MODE="0666" (open lab)

  • How: Anyone on the box can open the device.
  • Pros: Zero friction; containers “just work”.
  • Cons: Least restrictive; only use on trusted machines.

Give Sticks Human-Friendly Serials with rtl_eeprom

Many RTL-SDR dongles store their USB serial in EEPROM. You can set your own (e.g., ADS-B01, AIRBAND1) so your symlinks are readable and obvious.
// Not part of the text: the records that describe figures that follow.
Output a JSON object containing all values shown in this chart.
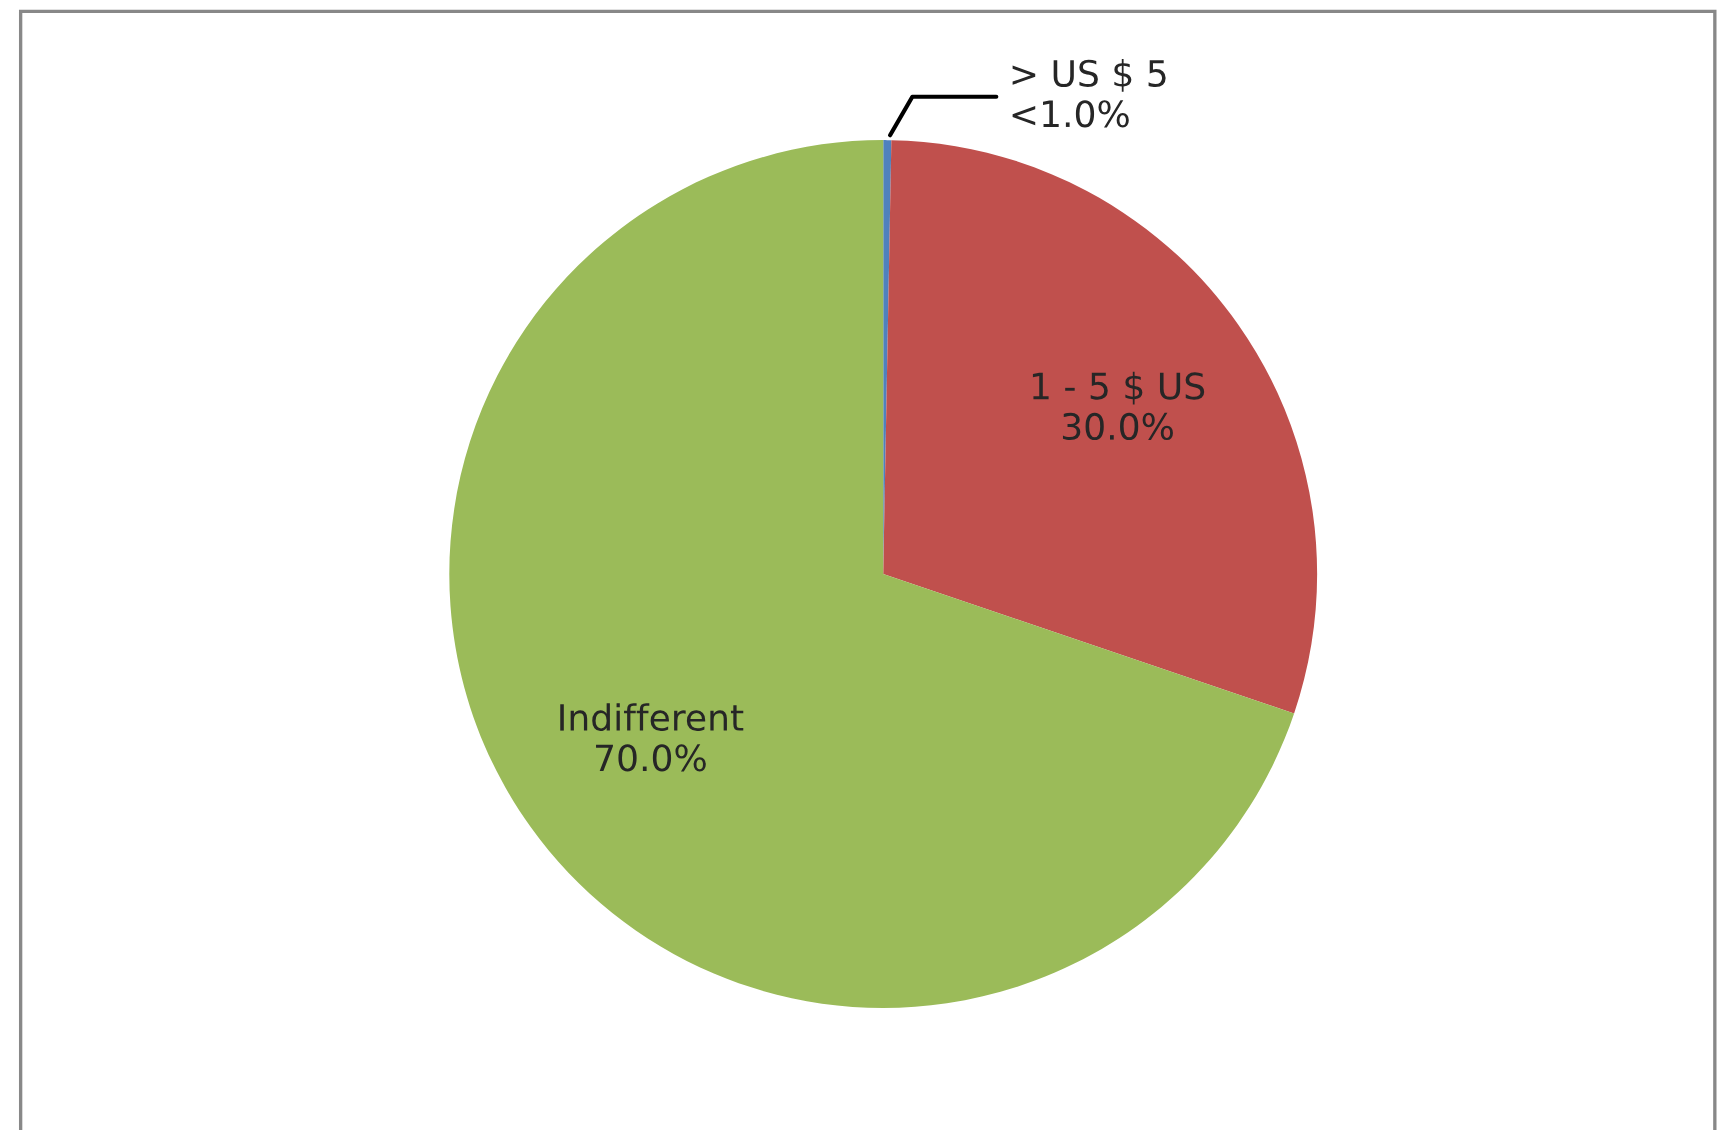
{
  "chart_data": {
    "type": "pie",
    "categories": [
      "> US $ 5",
      "1 - 5 $ US",
      "Indifferent"
    ],
    "values": [
      0.3,
      30.0,
      70.0
    ],
    "value_labels": [
      "<1.0%",
      "30.0%",
      "70.0%"
    ],
    "colors": [
      "#4f81bd",
      "#c0504d",
      "#9bbb59"
    ],
    "legend": false
  }
}
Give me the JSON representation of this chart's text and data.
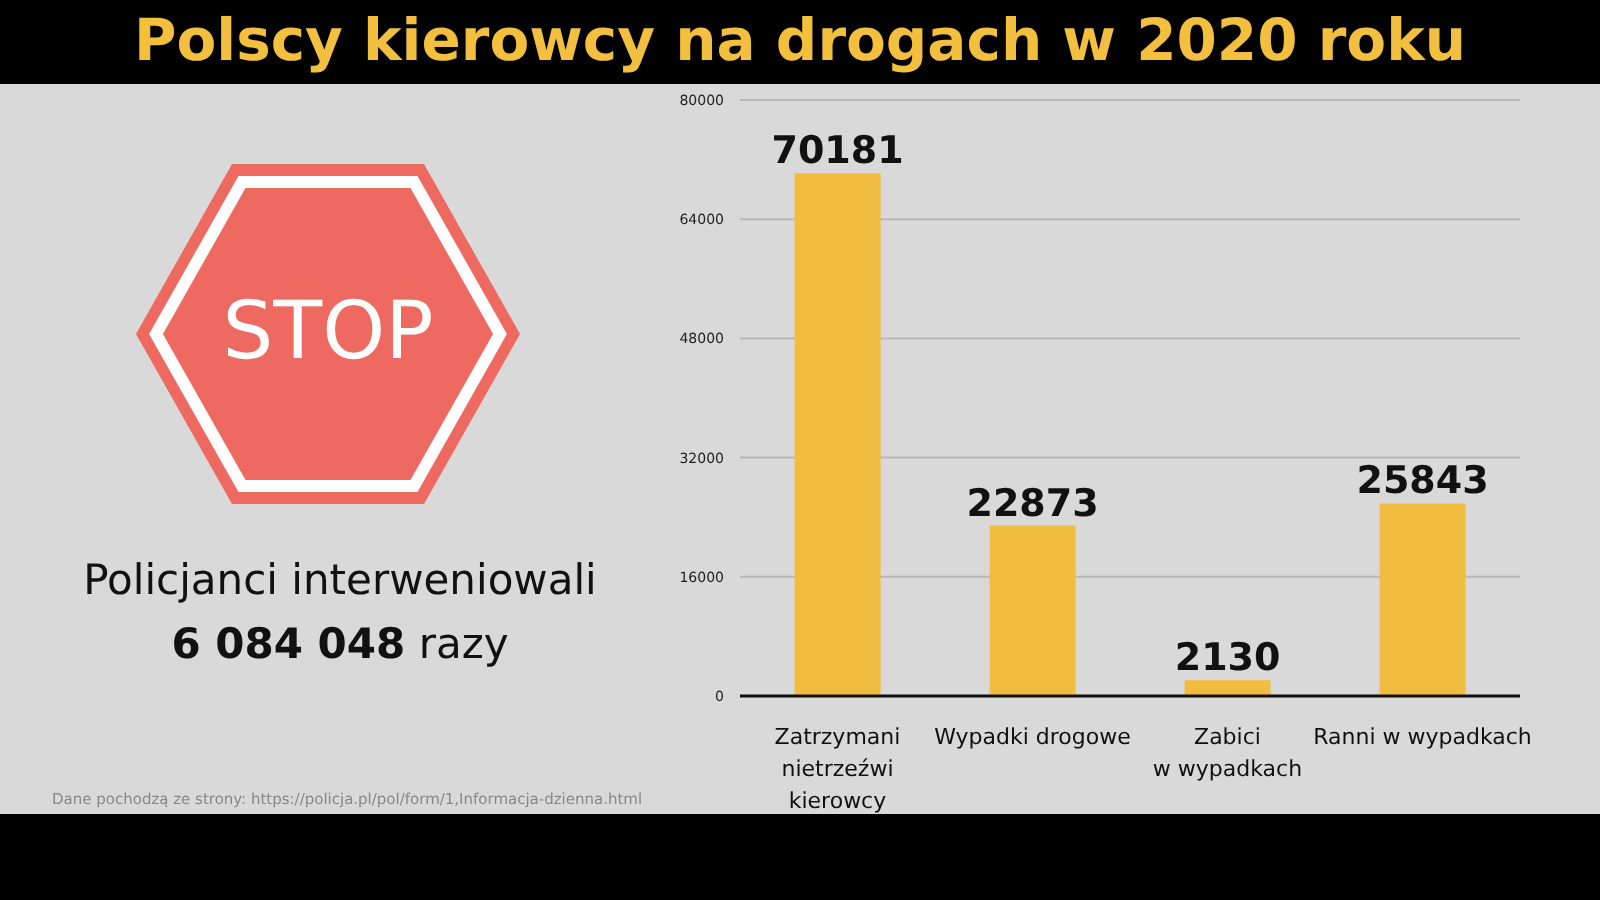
{
  "chart_data": {
    "type": "bar",
    "title": "Polscy kierowcy na drogach w 2020 roku",
    "categories": [
      "Zatrzymani\nnietrzeźwi\nkierowcy",
      "Wypadki drogowe",
      "Zabici\nw wypadkach",
      "Ranni w wypadkach"
    ],
    "values": [
      70181,
      22873,
      2130,
      25843
    ],
    "color": "#f0bd40",
    "ylim": [
      0,
      80000
    ],
    "yticks": [
      0,
      16000,
      32000,
      48000,
      64000,
      80000
    ],
    "grid": "y",
    "data_labels": true,
    "legend": false,
    "annotations": [
      "STOP",
      "Policjanci interweniowali",
      "6 084 048",
      "razy",
      "Dane pochodzą ze strony: https://policja.pl/pol/form/1,Informacja-dzienna.html"
    ]
  }
}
# Install the tools (Debian/Ubuntu):
sudo apt install rtl-sdr

# Inspect current EEPROM (non-destructive):
rtl_eeprom -d 0

# Set a new serial (example: ADS-B01):
sudo rtl_eeprom -d 0 -s ADS-B01

# Unplug/replug the dongle for changes to take effect.

Notes:

  • -d 0 selects the first detected device (increment for additional sticks).
  • -s sets the serial string (8 characters or fewer is widely compatible).
  • Warning: only change the serial unless you know what you’re doing; other fields affect calibration.
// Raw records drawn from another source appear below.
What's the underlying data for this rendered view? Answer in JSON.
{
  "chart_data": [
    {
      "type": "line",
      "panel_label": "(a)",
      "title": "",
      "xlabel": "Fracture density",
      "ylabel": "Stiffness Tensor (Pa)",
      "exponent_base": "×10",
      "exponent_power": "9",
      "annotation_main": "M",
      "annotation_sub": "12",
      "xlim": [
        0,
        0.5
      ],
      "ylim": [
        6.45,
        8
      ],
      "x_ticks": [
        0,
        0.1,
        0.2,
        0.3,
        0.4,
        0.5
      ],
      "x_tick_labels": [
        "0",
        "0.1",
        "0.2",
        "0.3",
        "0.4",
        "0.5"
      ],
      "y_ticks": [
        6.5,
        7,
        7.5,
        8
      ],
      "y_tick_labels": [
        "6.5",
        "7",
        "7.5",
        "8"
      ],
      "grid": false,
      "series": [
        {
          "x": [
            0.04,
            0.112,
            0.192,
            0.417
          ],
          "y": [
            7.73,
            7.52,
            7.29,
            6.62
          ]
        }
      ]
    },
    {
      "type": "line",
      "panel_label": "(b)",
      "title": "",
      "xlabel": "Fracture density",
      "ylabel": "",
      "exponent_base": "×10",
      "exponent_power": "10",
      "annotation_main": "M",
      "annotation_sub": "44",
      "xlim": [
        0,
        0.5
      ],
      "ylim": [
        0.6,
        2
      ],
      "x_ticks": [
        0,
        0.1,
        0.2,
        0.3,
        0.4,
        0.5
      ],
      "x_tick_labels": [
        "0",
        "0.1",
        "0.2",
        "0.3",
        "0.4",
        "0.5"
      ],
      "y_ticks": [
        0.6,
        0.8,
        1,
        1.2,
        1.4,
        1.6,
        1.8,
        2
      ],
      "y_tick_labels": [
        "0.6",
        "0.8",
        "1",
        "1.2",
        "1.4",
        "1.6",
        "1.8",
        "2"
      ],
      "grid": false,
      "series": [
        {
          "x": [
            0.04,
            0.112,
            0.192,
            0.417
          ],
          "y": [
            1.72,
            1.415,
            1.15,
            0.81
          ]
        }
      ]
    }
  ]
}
After setting serials, the udev link names become self-documenting:

/dev/sdr-ADS-B01
/dev/sdr-AIRBAND1
/dev/sdr-WEATHER

Using Stable Names with Docker

docker run

docker run --rm \
  --name adsb \
  --device /dev/sdr-ADS-B01 \
  ghcr.io/<your-org>/readsb:latest

docker-compose

services:
  adsb:
    image: ghcr.io/<your-org>/readsb:latest
    devices:
      - /dev/sdr-ADS-B01:/dev/sdr-adsb
    # If you rely on uaccess or plugdev, run as your user to inherit host permissions:
    user: "1000:1000"

If running containers as non-root, ensure the container user’s UID/GID matches your host user (for uaccess) or is a member of the host’s plugdev GID (for group-based access).


Reliability Checklist

  • Use a late filename like 99-rtlsdr.rules so the kernel node exists when your rule runs.
  • Keep each rule on one physical line with straight quotes.
  • Strip Windows line endings if you edited on Windows:
    sudo sed -i 's/\r$//' /etc/udev/rules.d/99-rtlsdr.rules
    
  • Ensure coldplug runs at boot so present devices get rules applied:
    systemctl is-enabled systemd-udev-trigger.service
    sudo systemctl enable --now systemd-udev-trigger.service
    

Debugging Like a Pro

See the exact sysfs object and attributes

# Replace /dev/ttyUSB0 with any node you have (or locate by lsusb)
udevadm info -q path -n /dev/ttyUSB0
udevadm info -a -p /sys/bus/usb/devices/1-1

Dry-run rules (no changes, very verbose)

sudo udevadm test --action=add /sys/bus/usb/devices/1-1

Watch real events and environment while (un)plugging

udevadm monitor --udev --environment

Live udev logs

sudo udevadm control --log-level=debug
journalctl -fu systemd-udevd

TL;DR

  • Use udev to create stable per-stick symlinks: /dev/sdr-<serial>.
  • Prefer TAG+="uaccess" on desktops (least privilege); use GROUP="plugdev", MODE="0660" on headless servers; 0666 only for trusted labs.
  • Set your own serials with rtl_eeprom for human-readable names.
  • Bind the symlink into Docker with --device so each service gets the right stick.